Friday, May 9, 2014

Beeping cars

Cars communicate with people with only a single auditory channel, i.e. the horn. Not only is it a disturbing sound, there are also many meanings to the horn. It can signal danger, "the signal-light has turned", "I know you", "our team has won", etc. This limitation causes not only noise-pollution, but actually a dangerous situation, where people who signal "hi" with the horn cause other drives to turn their head in search of danger.

I propose expanding the auditory channels of cars. Why not have multiple buttons on the steering wheel so that each signal a different meaning: a "honk" for danger, "beep" for signal-light, "Scooby-do" for "hi, I know you". This can even start a whole chain of car ringtones. It will enrich the auditory environment and alleviate the scary stereotypical noise of a crowded city.


Obviously, there are some safety and regulation issues that must be addressed. We don't want people to start making all kind of noises all the time. But as people are now not honking all the time out of respect, fear of the law and social pressure, I believe that they will not "beep" and "Scooby-do" all of the time as well.

Sunday, May 4, 2014

Augmented Vision Part I – Seeing beyond time

What happens when you take Google Street-view, Google Glass and time-lapse photography? For those few who don't know, Google Street-view is a software created by Google that captures images from many, many places in 3D format and allows people to virtually travel in other places, as if they were there. Google Glass, on the other hand, enables virtual-reality like experience, where images and information are displayed on the Glass in response to either your commands or events that are detected in the view captured by the camera on the Glass. Time-lapse photography is the art-form that captures pictures every X-second/minutes/hours and then combines them to a single video, thus allowing us to see things that happen too slow, e.g. traffic of cars over an entire day, formation of clouds, blooming of flowers.

The concept of Google Street-view is to have people from different places to experience a specific scene. The concept of Google Glass is to experience the scene they are in in different manners. The concept of time-lapse photography is to experience a specific scene in a unique perspective.

I propose the following research project. Select a place with trees, buildings and an open view of the sky and repeatedly record with Google Street-view the same place, over and over again, every minute, in a time-lapse fashion. Then create a 3D time-lapse scene of the entire place, showing the movement of the leaves, the weather formation and the buildings' dynamics. Now, enable people walking with Google Glass to view the scene from the time-lapse perspective. They can literally speed-up time and see how things around them behave in a completely new and unique fashion. Because it is captured by Street-view, the scene is completely immersive and because of the Glass the video is reactive to the view-point of the user.
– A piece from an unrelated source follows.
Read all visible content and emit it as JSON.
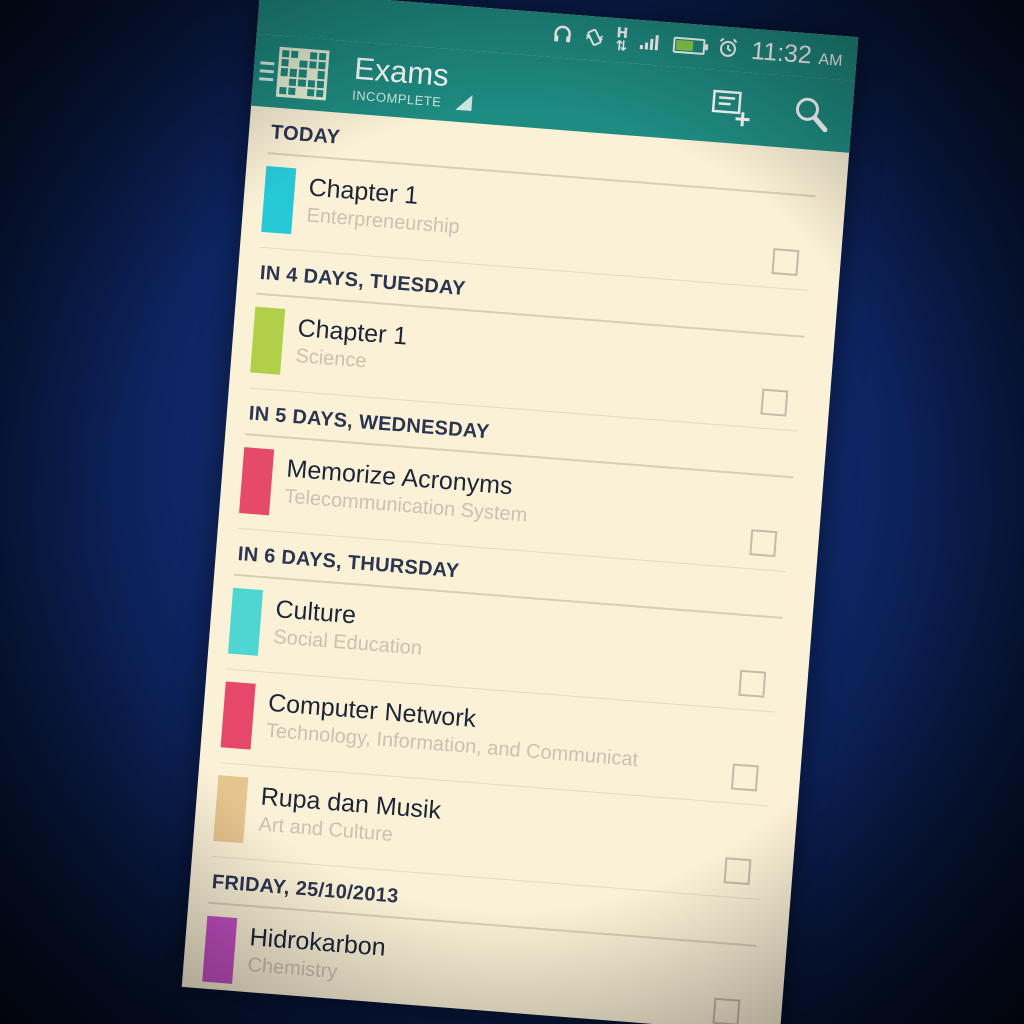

If Google does not want to supply Street-view for this project, it can be done in another, automatic way using only Google Glasses, and the more Glasses the better, using the concept of Building Rome in a Day. That project took Google Images of tourists in Rome and reconstructed the entire old city of Rome in 3D, aligning all pictures and extracting the 3D information out of them. Now think of several dozens of people walking by in a specific area, wearing Google Glass and constantly recording the view they see. One can then take all of these videos and reconstruct not only the 3D scene, but actually the 4D scene, meaning also the dynamics of it. And since people pass specific places at different times, we automatically get time-lapse videos. Then, resending the same people the reconstructed videos from all other people's recorded views, will enable them to see the place they're walking in with enhance speed – seeing beyond time.